Luzia: Não há coincidência, há experiência, na verdade...

Daniela: A gente começa a ler...

Luzia: Uma coisa vai puxando a outra.

Daniela: Eu tava falando com ela quanta coisa vai aparecendo na leitura. No primeiro

livro, a gente tá no segundo livro, no primeiro livro apareciam várias coisas que a

gente tava estudando isso em sala de aula, em matemática, em português... E agora

nesse segundo livro, que foi até a L que trouxe, nós começamos a leitura e já

apareceu a questão do substantivo comum. Não o substantivo comum, mas tem uma

fala do narrador que ele fala que nada é comum, que os dias não são comuns, que eles

estão acostumados com: “Como foi o dia? Foi comum.” Ué, um dia não é igual ao

outro e a partir daí a gente já conseguiu fazer um link com o substantivo comum,

próprio...

Silvana: (risos)

Jorgine: A cara de Marina.

Daniela: Ah é. Ela tava falando disso, da tarde. A tarde aconteceu isso também.

Jorgine: Entendeu? Marina tá ali (cara de tentando entender).

Daniela: Mas foi outra coisa que a gente fez um link agora essa semana também, mas

agora esqueci qual foi a matéria que a gente tá vendo. Já esqueci, mas a gente

conseguiu fazer link também: “Gente! A gente tava estudando isso! Que legal!” A

gente trabalha sempre com matemática. Sempre pega alguma coisa de matemática

nesses livros. Nesse livro agora, esse último. Vou tentar buscar a lembrança porque

eu tô lendo também na outra escola... então... Deixa eu ver o que foi de matemática.

Foi sobre multiplicação, que a gente vai iniciar em multiplicação. Aí, no livro o

personagem falou... tem um momento que ele fala de viver mil dias. Foi isso não foi,

que eu falei no ônibus? Aí as crianças: “Nossa! Mil dias é muita coisa.” Eu falei

assim: “Não. Mil dias não é muita coisa não. Será que é muito? Vamos ver. Uma

pessoa que viveu um ano viveu quantos dias? Um ano tem quantos dias?

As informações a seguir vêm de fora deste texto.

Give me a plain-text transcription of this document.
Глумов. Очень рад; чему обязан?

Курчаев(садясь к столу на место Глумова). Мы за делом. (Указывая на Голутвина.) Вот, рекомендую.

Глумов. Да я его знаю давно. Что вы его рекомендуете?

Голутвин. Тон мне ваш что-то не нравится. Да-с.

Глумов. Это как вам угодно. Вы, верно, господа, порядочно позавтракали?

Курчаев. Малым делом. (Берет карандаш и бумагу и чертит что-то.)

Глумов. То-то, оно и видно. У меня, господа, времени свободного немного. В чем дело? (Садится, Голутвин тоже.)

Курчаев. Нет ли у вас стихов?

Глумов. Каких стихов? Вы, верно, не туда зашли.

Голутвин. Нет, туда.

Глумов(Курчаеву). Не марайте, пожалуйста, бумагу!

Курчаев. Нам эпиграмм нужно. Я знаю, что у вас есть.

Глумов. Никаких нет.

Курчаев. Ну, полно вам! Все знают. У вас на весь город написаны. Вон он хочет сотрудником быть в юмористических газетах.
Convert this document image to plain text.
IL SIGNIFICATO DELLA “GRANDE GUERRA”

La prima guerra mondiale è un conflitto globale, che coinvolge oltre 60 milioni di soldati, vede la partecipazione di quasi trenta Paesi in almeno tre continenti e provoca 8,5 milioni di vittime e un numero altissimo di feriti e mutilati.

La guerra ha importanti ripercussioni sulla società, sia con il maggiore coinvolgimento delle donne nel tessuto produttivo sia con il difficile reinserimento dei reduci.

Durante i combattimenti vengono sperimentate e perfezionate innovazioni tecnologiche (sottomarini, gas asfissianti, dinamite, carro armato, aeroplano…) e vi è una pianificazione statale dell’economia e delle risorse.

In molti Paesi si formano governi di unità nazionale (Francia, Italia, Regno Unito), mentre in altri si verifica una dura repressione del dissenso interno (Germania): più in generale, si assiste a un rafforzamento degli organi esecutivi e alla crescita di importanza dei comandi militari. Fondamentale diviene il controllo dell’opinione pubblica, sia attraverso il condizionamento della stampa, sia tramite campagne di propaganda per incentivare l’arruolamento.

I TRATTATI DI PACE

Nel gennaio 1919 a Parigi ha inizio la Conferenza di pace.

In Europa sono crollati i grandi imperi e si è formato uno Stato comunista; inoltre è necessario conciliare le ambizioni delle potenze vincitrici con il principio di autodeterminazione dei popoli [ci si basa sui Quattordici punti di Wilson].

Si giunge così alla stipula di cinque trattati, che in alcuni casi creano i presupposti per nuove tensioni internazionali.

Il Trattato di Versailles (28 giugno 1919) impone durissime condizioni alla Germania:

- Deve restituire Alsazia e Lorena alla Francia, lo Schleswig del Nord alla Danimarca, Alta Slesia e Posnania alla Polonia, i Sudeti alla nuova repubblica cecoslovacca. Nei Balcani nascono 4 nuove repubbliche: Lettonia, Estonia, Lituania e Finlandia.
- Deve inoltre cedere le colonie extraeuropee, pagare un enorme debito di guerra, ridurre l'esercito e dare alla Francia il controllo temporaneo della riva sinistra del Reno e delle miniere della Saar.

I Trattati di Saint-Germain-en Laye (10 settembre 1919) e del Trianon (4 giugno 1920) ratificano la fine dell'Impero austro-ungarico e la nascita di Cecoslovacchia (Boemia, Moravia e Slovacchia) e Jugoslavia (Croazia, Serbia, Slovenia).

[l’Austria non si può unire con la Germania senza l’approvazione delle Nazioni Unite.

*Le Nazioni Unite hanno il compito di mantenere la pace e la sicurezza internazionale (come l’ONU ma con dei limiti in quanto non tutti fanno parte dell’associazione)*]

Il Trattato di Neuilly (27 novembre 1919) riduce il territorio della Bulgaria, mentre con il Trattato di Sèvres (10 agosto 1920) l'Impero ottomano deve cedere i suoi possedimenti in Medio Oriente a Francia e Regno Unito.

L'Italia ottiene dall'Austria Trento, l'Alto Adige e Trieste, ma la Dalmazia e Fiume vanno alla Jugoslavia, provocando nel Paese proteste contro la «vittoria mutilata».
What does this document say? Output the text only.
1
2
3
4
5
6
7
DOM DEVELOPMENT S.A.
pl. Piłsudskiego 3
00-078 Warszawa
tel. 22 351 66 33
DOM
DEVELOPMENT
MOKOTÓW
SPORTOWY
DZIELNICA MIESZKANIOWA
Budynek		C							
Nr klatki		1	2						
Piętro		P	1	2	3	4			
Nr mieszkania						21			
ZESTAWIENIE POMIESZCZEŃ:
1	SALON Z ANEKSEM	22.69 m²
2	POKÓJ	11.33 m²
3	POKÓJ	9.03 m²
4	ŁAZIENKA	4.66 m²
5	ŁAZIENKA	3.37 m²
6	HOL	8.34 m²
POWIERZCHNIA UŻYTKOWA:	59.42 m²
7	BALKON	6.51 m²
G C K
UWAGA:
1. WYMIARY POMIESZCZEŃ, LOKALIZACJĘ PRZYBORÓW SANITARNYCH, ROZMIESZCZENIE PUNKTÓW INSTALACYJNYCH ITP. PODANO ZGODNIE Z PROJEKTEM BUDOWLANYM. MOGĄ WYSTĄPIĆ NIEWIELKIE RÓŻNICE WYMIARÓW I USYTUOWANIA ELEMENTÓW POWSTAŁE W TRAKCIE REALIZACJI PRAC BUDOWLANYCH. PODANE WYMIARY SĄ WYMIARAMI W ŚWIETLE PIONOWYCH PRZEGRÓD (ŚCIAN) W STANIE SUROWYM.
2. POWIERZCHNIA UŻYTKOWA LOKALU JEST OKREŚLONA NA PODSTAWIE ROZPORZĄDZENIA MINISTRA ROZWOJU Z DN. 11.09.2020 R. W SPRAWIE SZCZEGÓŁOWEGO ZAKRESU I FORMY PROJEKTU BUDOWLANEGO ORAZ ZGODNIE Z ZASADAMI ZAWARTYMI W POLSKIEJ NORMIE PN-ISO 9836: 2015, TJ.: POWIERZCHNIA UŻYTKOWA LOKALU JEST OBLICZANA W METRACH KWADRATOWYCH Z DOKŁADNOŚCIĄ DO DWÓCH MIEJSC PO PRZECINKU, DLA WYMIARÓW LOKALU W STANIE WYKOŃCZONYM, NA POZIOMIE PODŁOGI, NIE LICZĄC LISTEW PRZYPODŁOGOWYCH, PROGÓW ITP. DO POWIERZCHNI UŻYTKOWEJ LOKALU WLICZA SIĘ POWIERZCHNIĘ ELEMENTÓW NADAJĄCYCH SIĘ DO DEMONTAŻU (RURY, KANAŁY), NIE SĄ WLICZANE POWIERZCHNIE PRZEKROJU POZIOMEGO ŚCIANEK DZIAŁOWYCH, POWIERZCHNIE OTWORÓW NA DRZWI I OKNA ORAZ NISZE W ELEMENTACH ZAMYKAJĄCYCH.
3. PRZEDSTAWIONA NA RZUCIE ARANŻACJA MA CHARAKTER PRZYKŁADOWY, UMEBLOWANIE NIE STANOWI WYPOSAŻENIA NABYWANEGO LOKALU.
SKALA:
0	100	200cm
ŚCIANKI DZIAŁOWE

Vamos

multiplicar isso. A quantidade de dias desse ano pra quantidade de dias que você

viveu, de anos que você viveu. Então são trezentos e sessenta e cinco dias vezes

quatro. Vai dar quanto quatro anos?” Aí eu passei uma proposta pra casa e alguns

trouxeram e outros ainda não deles multiplicarem pela idade deles pra saber quantos

dias eles já viveram. São coisas que vão surgindo na leitura que dá pra gente trabalhar

em sala de aula com os conteúdos. A partir daí já vou iniciar a multiplicação.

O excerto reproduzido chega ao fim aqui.